The blend of the singing with your guitar lines gives the notes a bit more sustain. It also solves the problem of balancing the notes within a chord. When I play a chord and realize that one note of the chord didn't come out as loud as I wanted it to, I can sing it. This enables me to react and balance the harmony, whether it is an inner voice or the melody at the top of the chord.

Will the music you've been playing with Brazilian guitarist Toninho Horta become a recording at some point? We are discussing that, but for now it is just a tour with a week at the Village Vanguard, gigs in Japan, and a few West Coast dates. I have been a fan of Toninho for years. My manager Anders suggested that we work together. In some ways, what Toninho does has parallels to my music. He also sings along with his playing, but in a different way than I do. I love what he does. We've been playing tunes by Milton Nascimento, some of Toninho's, and some of mine.

Since you and your family now live in Switzerland, do you feel a little removed from the New York jazz scene? I felt like getting out of New York after living there for 13 years. My wife is Swiss. We came back and forth for a while when she was in school, but I wanted new information in my overall life scene, and I just decided to move. First Rebecca and I moved to Zurich, and our older son Silas was born there, he's now two years old. Our second son, Ezra, was born last June. Now we live in Lucerne, and I teach at a music school there a few days a week when I'm in town. The schedule is very flexible so that I can do my tours. We have a garden, and everything is very peaceful there, with the view of the mountains. When I'm home, I become a recluse. When I come back to New York, I get an influx of energy.

I understand that you have now left the Verve record label. Verve was great for me. They helped me get established and build an audience, and I'm proud of the four albums I made for them. I'm independent now. My manager Anders and I are starting a new label.

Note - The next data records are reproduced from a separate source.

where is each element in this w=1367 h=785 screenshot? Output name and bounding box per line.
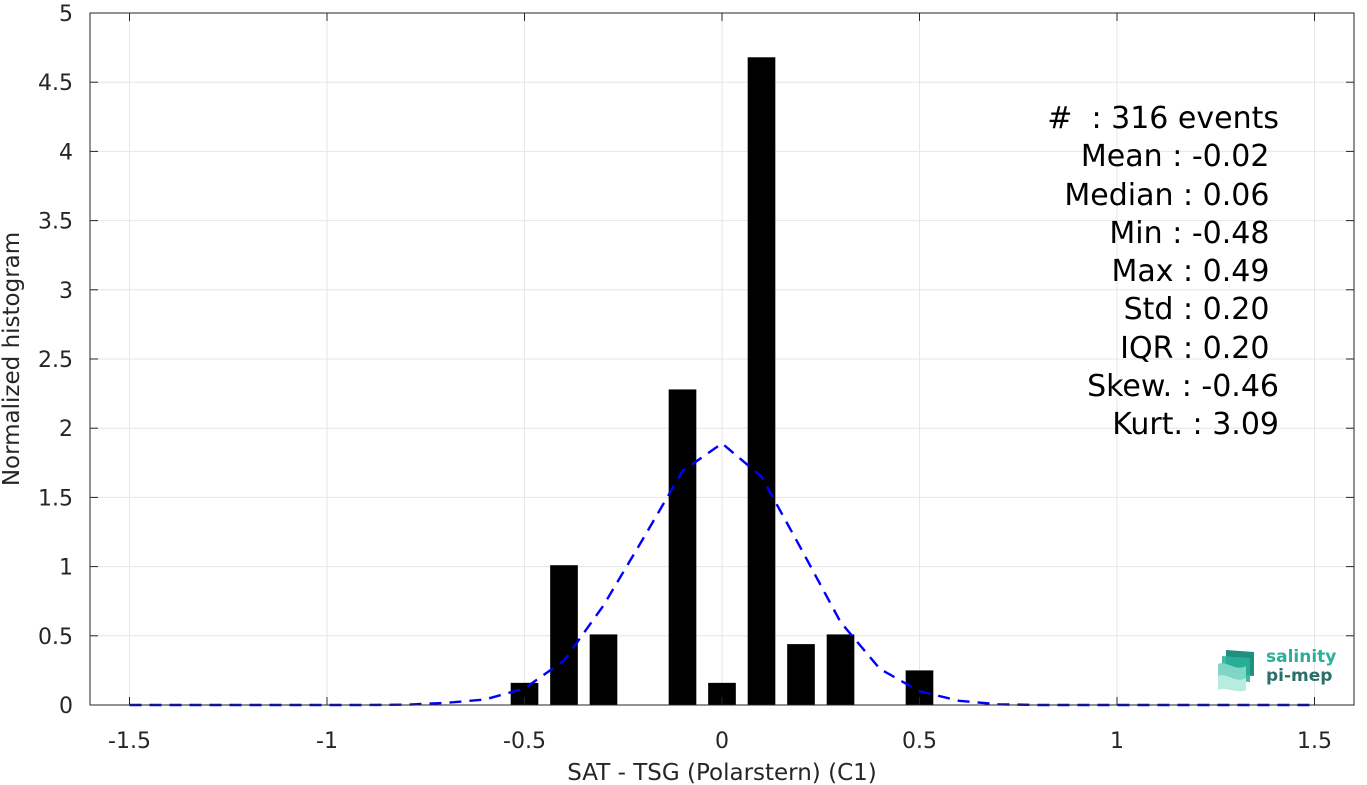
histogram-bar (589, 634, 618, 705)
histogram-bar (826, 634, 855, 705)
stat-std: Std : 0.20 (1123, 292, 1279, 328)
y-tick-label: 3.5 (38, 210, 73, 235)
y-tick-label: 3 (59, 279, 73, 304)
stat-count: # : 316 events (1047, 101, 1279, 136)
x-tick-label: 1 (1110, 729, 1124, 754)
stat-mean: Mean : -0.02 (1080, 139, 1279, 175)
y-axis-label: Normalized histogram (0, 232, 25, 486)
stat-kurt: Kurt. : 3.09 (1112, 407, 1279, 443)
stat-max: Max : 0.49 (1111, 254, 1279, 290)
stat-min: Min : -0.48 (1109, 215, 1279, 251)
logo-line1: salinity (1266, 647, 1337, 667)
histogram-bar (747, 57, 776, 705)
x-tick-label: 0.5 (902, 729, 937, 754)
y-tick-label: 1.5 (38, 486, 73, 511)
histogram-bar (550, 565, 578, 705)
x-tick-label: -0.5 (503, 729, 546, 754)
logo-line2: pi-mep (1266, 666, 1333, 686)
y-tick-label: 5 (59, 2, 73, 27)
x-tick-label: 0 (715, 729, 729, 754)
logo-mark-icon (1218, 650, 1254, 692)
y-axis-ticks: 0 0.5 1 1.5 2 2.5 3 3.5 4 4.5 5 (38, 2, 1354, 719)
stat-skew: Skew. : -0.46 (1087, 369, 1279, 405)
y-tick-label: 2 (59, 417, 73, 442)
y-tick-label: 4 (59, 140, 73, 165)
y-tick-label: 4.5 (38, 71, 73, 96)
y-tick-label: 2.5 (38, 348, 73, 373)
histogram-bar (668, 389, 697, 705)
y-tick-label: 1 (59, 556, 73, 581)
y-tick-label: 0.5 (38, 625, 73, 650)
x-axis-ticks: -1.5 -1 -0.5 0 0.5 1 1.5 (108, 13, 1332, 754)
bars (510, 57, 934, 705)
histogram-bar (708, 682, 736, 705)
x-tick-label: -1 (316, 729, 338, 754)
x-tick-label: -1.5 (108, 729, 151, 754)
y-tick-label: 0 (59, 694, 73, 719)
x-axis-label: SAT - TSG (Polarstern) (C1) (567, 760, 876, 785)
x-tick-label: 1.5 (1297, 729, 1332, 754)
stat-median: Median : 0.06 (1064, 177, 1279, 213)
salinity-pimep-logo: salinity pi-mep (1216, 646, 1346, 696)
histogram-bar (510, 682, 539, 705)
stat-iqr: IQR : 0.20 (1120, 330, 1279, 366)
statistics-box: # : 316 events Mean : -0.02 Median : 0.0… (1047, 100, 1279, 445)
histogram-bar (787, 644, 815, 705)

This time, I'm going to make all the money. The first release will be a live album I recorded last January with my quintet at the Village Vanguard. That will be released in March of 2007. We will have a distributor to get the CD into the stores, and it will be available through iTunes. We are taking care to launch the whole thing correctly.

I have a home studio and I'm planning to do another studio project like the Heartcore album. I enjoyed making that record; it was a huge challenge. Except for the mastering, I did it mostly myself-composing, engineering, mixing. Heartcore was very different from anything in my recorded output. I wanted to do it because I had been doing things like that my whole life. I would make tunes that were completely free in my home studio-my laboratory. Along the way, a lot of cool songs have come out that didn't fit with the music I played with my band. They were oddities.

My website will be upgraded so that I can sell downloads. I want to be able to upload songs I create in my studio that don't have anything to do with what I do live. For instance, I've recorded a rock song that's very dark. I'm singing lyrics on it and showing my David Bowie roots. I want to have an outlet for these things. I'll upload them, and people can buy them for a buck.

What else do you foresee in your future? I look forward to developing my group and making a record with Toninho Horta and making Heartcore II. I'd also like to do a solo guitar record someday and an album of the songs with lyrics that I write. I'd also like to do an orchestrated project with a larger group. Right now, though, I'm really where I want to be.